Some unemployment is a result of the fact that certain industries slow down in recessions and speed up in economic booms. This is called "cyclical unemployment." An example is air transportation.
At other times, unemployment is due to jobs disappearing in one industry, e.g., print journalism, while they are being created in another industry, e.g., health care. This is called "structural unemployent." Recessions with a lot of structural unemployment can be thought of by their other name, "corrections" because they involve the economy rapidly redesigning itself to fit its new needs. Structural unemployment can be a deeper social problem, because those who lose jobs and those who get jobs have different skill sets; even though it structure unemployment can also change economies in ways that further long term economic growth, instead of simply representing the inherent bumpy nature of growth in capitalist economies.
Put another way, structural unemployment indicates a problem with the structure of the "real economy," while cyclical unemployment indicates a problem with an isolated key factor of production like investment capital or global oil prices.
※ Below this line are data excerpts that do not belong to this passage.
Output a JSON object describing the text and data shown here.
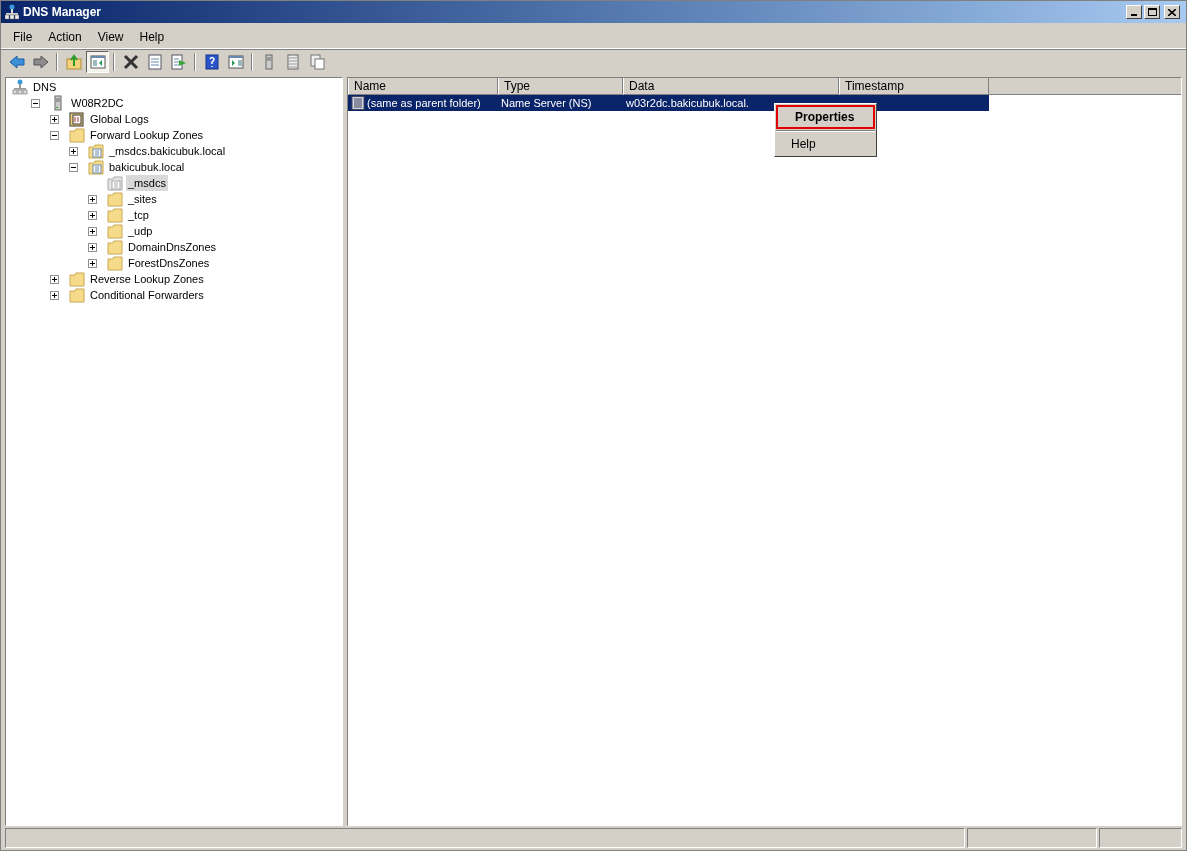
{
  "window": {
    "title": "DNS Manager"
  },
  "menu_bar": [
    "File",
    "Action",
    "View",
    "Help"
  ],
  "toolbar": [
    {
      "kind": "back",
      "pressed": false
    },
    {
      "kind": "forward",
      "pressed": false
    },
    {
      "kind": "sep"
    },
    {
      "kind": "up",
      "pressed": false
    },
    {
      "kind": "tree",
      "pressed": true
    },
    {
      "kind": "sep"
    },
    {
      "kind": "delete",
      "pressed": false
    },
    {
      "kind": "properties",
      "pressed": false
    },
    {
      "kind": "export",
      "pressed": false
    },
    {
      "kind": "sep"
    },
    {
      "kind": "help",
      "pressed": false
    },
    {
      "kind": "pane",
      "pressed": false
    },
    {
      "kind": "sep"
    },
    {
      "kind": "server",
      "pressed": false
    },
    {
      "kind": "list",
      "pressed": false
    },
    {
      "kind": "copy",
      "pressed": false
    }
  ],
  "tree": [
    {
      "label": "DNS",
      "kind": "dns",
      "expandable": false,
      "expanded": true,
      "selected": false,
      "children": [
        {
          "label": "W08R2DC",
          "kind": "server",
          "expandable": true,
          "expanded": true,
          "selected": false,
          "children": [
            {
              "label": "Global Logs",
              "kind": "logs",
              "expandable": true,
              "expanded": false,
              "selected": false
            },
            {
              "label": "Forward Lookup Zones",
              "kind": "folder",
              "expandable": true,
              "expanded": true,
              "selected": false,
              "children": [
                {
                  "label": "_msdcs.bakicubuk.local",
                  "kind": "zone",
                  "expandable": true,
                  "expanded": false,
                  "selected": false
                },
                {
                  "label": "bakicubuk.local",
                  "kind": "zone",
                  "expandable": true,
                  "expanded": true,
                  "selected": false,
                  "children": [
                    {
                      "label": "_msdcs",
                      "kind": "delegated",
                      "expandable": false,
                      "selected": true
                    },
                    {
                      "label": "_sites",
                      "kind": "folder",
                      "expandable": true,
                      "expanded": false,
                      "selected": false
                    },
                    {
                      "label": "_tcp",
                      "kind": "folder",
                      "expandable": true,
                      "expanded": false,
                      "selected": false
                    },
                    {
                      "label": "_udp",
                      "kind": "folder",
                      "expandable": true,
                      "expanded": false,
                      "selected": false
                    },
                    {
                      "label": "DomainDnsZones",
                      "kind": "folder",
                      "expandable": true,
                      "expanded": false,
                      "selected": false
                    },
                    {
                      "label": "ForestDnsZones",
                      "kind": "folder",
                      "expandable": true,
                      "expanded": false,
                      "selected": false
                    }
                  ]
                }
              ]
            },
            {
              "label": "Reverse Lookup Zones",
              "kind": "folder",
              "expandable": true,
              "expanded": false,
              "selected": false
            },
            {
              "label": "Conditional Forwarders",
              "kind": "folder",
              "expandable": true,
              "expanded": false,
              "selected": false
            }
          ]
        }
      ]
    }
  ],
  "table": {
    "columns": [
      "Name",
      "Type",
      "Data",
      "Timestamp"
    ],
    "rows": [
      {
        "cells": [
          "(same as parent folder)",
          "Name Server (NS)",
          "w03r2dc.bakicubuk.local."
        ],
        "selected": true
      }
    ]
  },
  "context_menu": [
    {
      "label": "Properties",
      "selected": true
    },
    {
      "label": "Help",
      "selected": false
    }
  ]
}
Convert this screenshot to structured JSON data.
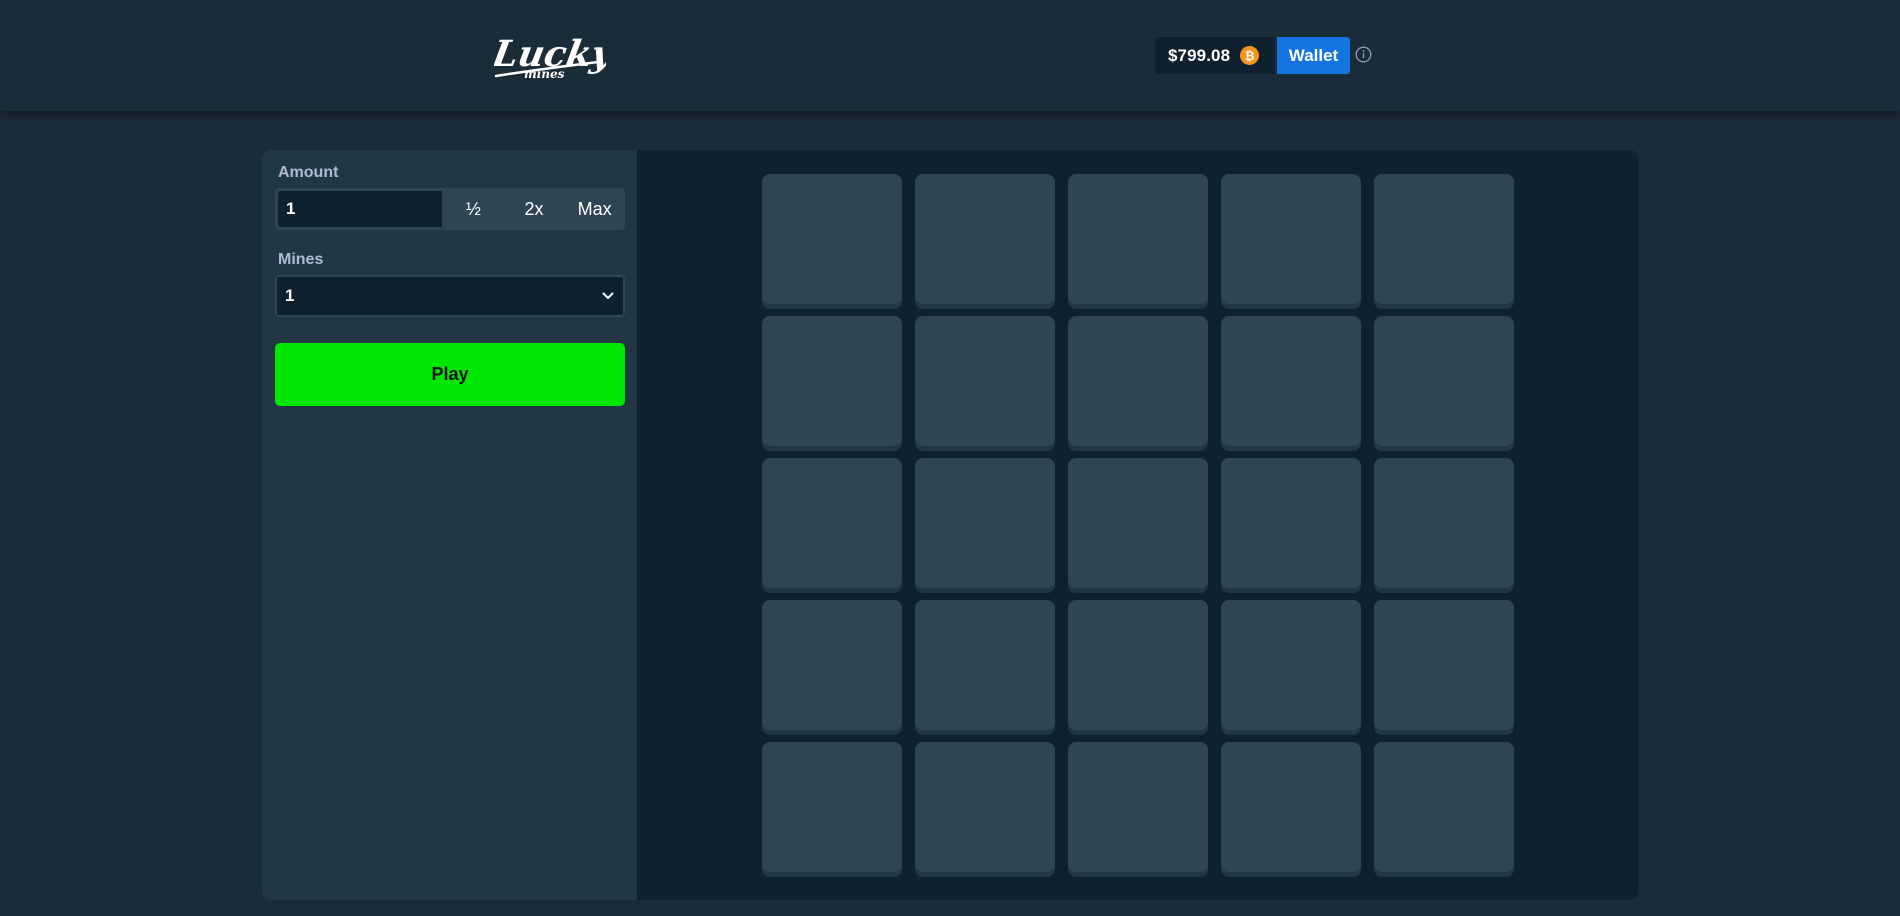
{
  "header": {
    "logo_text": "Lucky",
    "logo_subtext": "mines",
    "balance": "$799.08",
    "currency_icon": "bitcoin-icon",
    "currency_symbol": "₿",
    "wallet_label": "Wallet",
    "info_icon": "info-icon"
  },
  "sidebar": {
    "amount_label": "Amount",
    "amount_value": "1",
    "amount_buttons": [
      "½",
      "2x",
      "Max"
    ],
    "mines_label": "Mines",
    "mines_value": "1",
    "play_label": "Play"
  },
  "board": {
    "rows": 5,
    "cols": 5
  },
  "colors": {
    "background": "#1a2c38",
    "panel": "#213743",
    "board": "#0f212e",
    "tile": "#2f4553",
    "play_button": "#00e701",
    "wallet_button": "#1475e1",
    "bitcoin": "#f7931a"
  }
}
For better or for worse, unemployment in the financial crisis has been more structural rather than cyclical, but not exeptionally so, according to researchers at the Federal Reserve Bank of Atlanta based on the industry specific mix of job losses and gains.
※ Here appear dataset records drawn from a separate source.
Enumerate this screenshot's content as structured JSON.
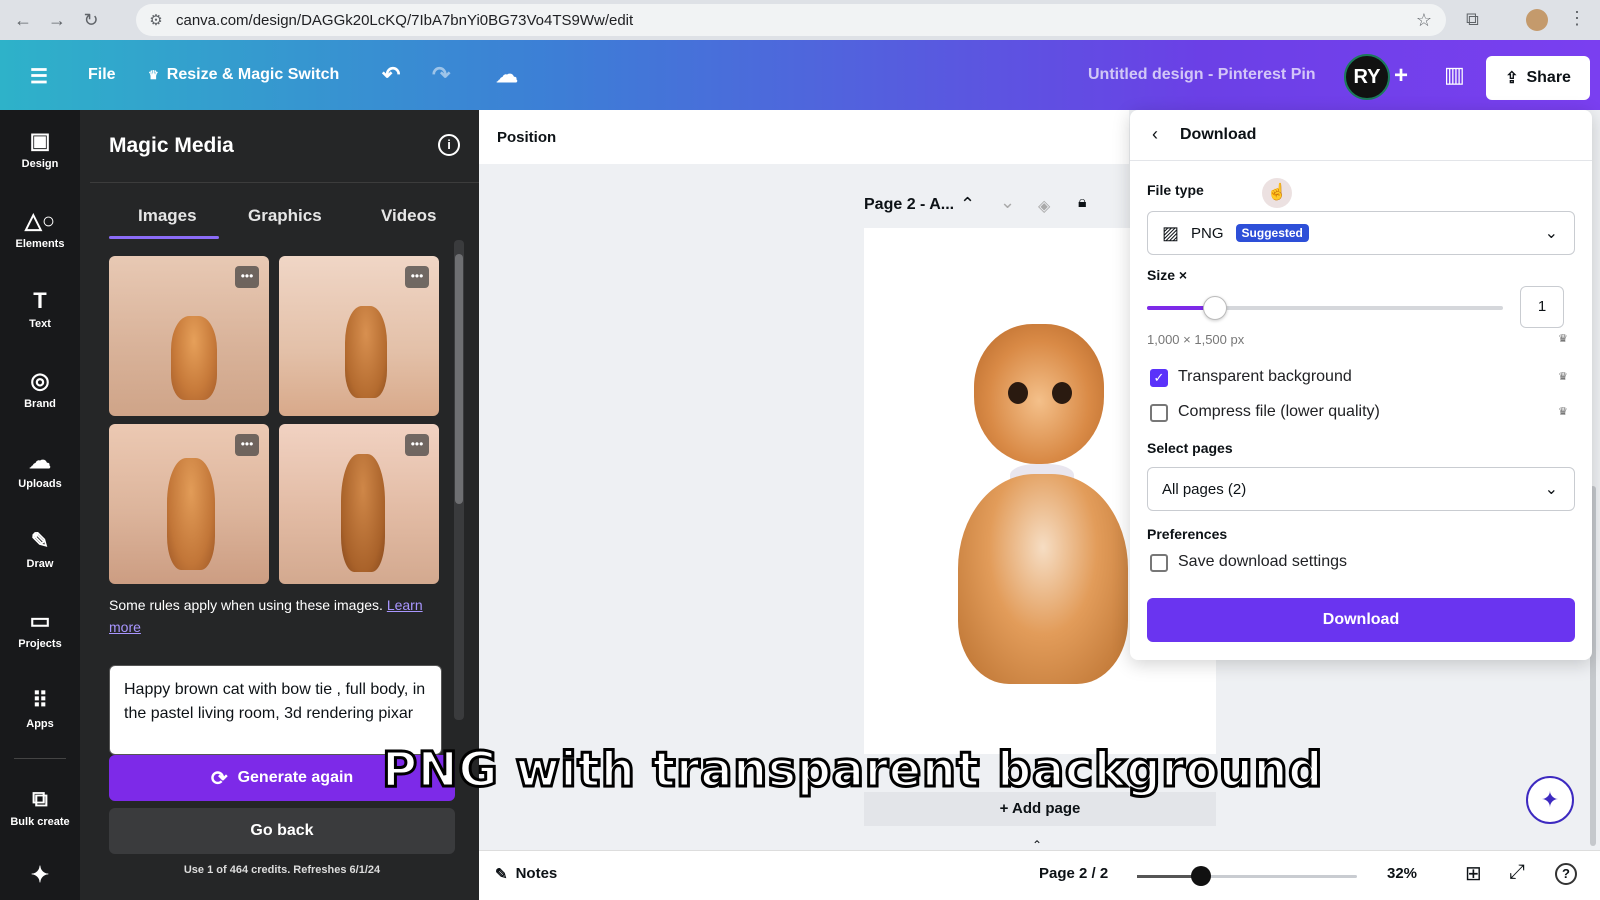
{
  "browser": {
    "url": "canva.com/design/DAGGk20LcKQ/7IbA7bnYi0BG73Vo4TS9Ww/edit"
  },
  "header": {
    "file_label": "File",
    "resize_label": "Resize & Magic Switch",
    "design_title": "Untitled design - Pinterest Pin",
    "avatar_initials": "RY",
    "share_label": "Share",
    "gradient_colors": [
      "#2eb2c9",
      "#6b40e6",
      "#7a3ff0"
    ]
  },
  "rail": {
    "items": [
      {
        "label": "Design",
        "icon": "design-icon"
      },
      {
        "label": "Elements",
        "icon": "elements-icon"
      },
      {
        "label": "Text",
        "icon": "text-icon"
      },
      {
        "label": "Brand",
        "icon": "brand-icon"
      },
      {
        "label": "Uploads",
        "icon": "uploads-icon"
      },
      {
        "label": "Draw",
        "icon": "draw-icon"
      },
      {
        "label": "Projects",
        "icon": "projects-icon"
      },
      {
        "label": "Apps",
        "icon": "apps-icon"
      },
      {
        "label": "Bulk create",
        "icon": "bulk-create-icon"
      }
    ]
  },
  "panel": {
    "title": "Magic Media",
    "tabs": [
      "Images",
      "Graphics",
      "Videos"
    ],
    "active_tab": "Images",
    "rules_text": "Some rules apply when using these images.",
    "learn_more": "Learn",
    "learn_more2": "more",
    "prompt": "Happy brown cat with bow tie , full body, in the pastel living room, 3d rendering pixar",
    "generate_again": "Generate again",
    "go_back": "Go back",
    "credits": "Use 1 of 464 credits. Refreshes 6/1/24"
  },
  "canvas": {
    "position_label": "Position",
    "page_label": "Page 2 - A...",
    "add_page": "+ Add page"
  },
  "bottom": {
    "notes": "Notes",
    "page_counter": "Page 2 / 2",
    "zoom": "32%"
  },
  "download": {
    "title": "Download",
    "file_type_label": "File type",
    "file_type_value": "PNG",
    "suggested_badge": "Suggested",
    "size_label": "Size ×",
    "size_value": "1",
    "size_slider_fraction": 0.19,
    "dimensions": "1,000 × 1,500 px",
    "transparent_bg": "Transparent background",
    "transparent_checked": true,
    "compress": "Compress file (lower quality)",
    "compress_checked": false,
    "select_pages_label": "Select pages",
    "select_pages_value": "All pages (2)",
    "preferences_label": "Preferences",
    "save_settings": "Save download settings",
    "download_button": "Download"
  },
  "caption": "PNG with transparent background",
  "accent": "#6a34f0"
}
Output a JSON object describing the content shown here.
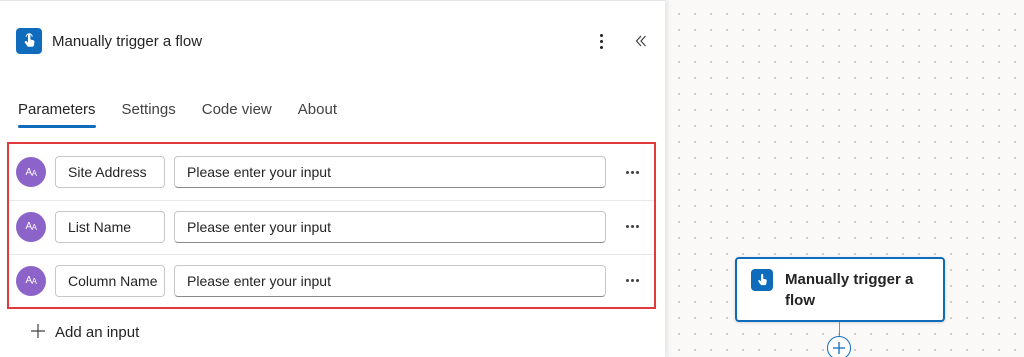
{
  "panel": {
    "title": "Manually trigger a flow",
    "icon": "touch-trigger-icon",
    "tabs": [
      {
        "label": "Parameters",
        "active": true
      },
      {
        "label": "Settings",
        "active": false
      },
      {
        "label": "Code view",
        "active": false
      },
      {
        "label": "About",
        "active": false
      }
    ],
    "inputs": [
      {
        "avatar": "text-type-icon",
        "name": "Site Address",
        "placeholder": "Please enter your input"
      },
      {
        "avatar": "text-type-icon",
        "name": "List Name",
        "placeholder": "Please enter your input"
      },
      {
        "avatar": "text-type-icon",
        "name": "Column Name",
        "placeholder": "Please enter your input"
      }
    ],
    "add_input_label": "Add an input"
  },
  "canvas": {
    "card_label": "Manually trigger a flow",
    "add_step_icon": "plus-circle-icon"
  },
  "colors": {
    "accent": "#0f6cbd",
    "avatar": "#8c63c9",
    "highlight_border": "#e0393e"
  }
}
By their measure, the percentage of unemployment that was structural "in the 1974–75 recession and the recessions of the early 1980s . . . was around 50 percent. That share increased to 57 percent for the 1990–91 recession and rose sharply to 79 percent for the 2001 recession." Their replication of results from prior recessions (based on prior research) found the 2001 recession to be 81% structural. Unemployment in the current Financial Crisis has been 65% structural.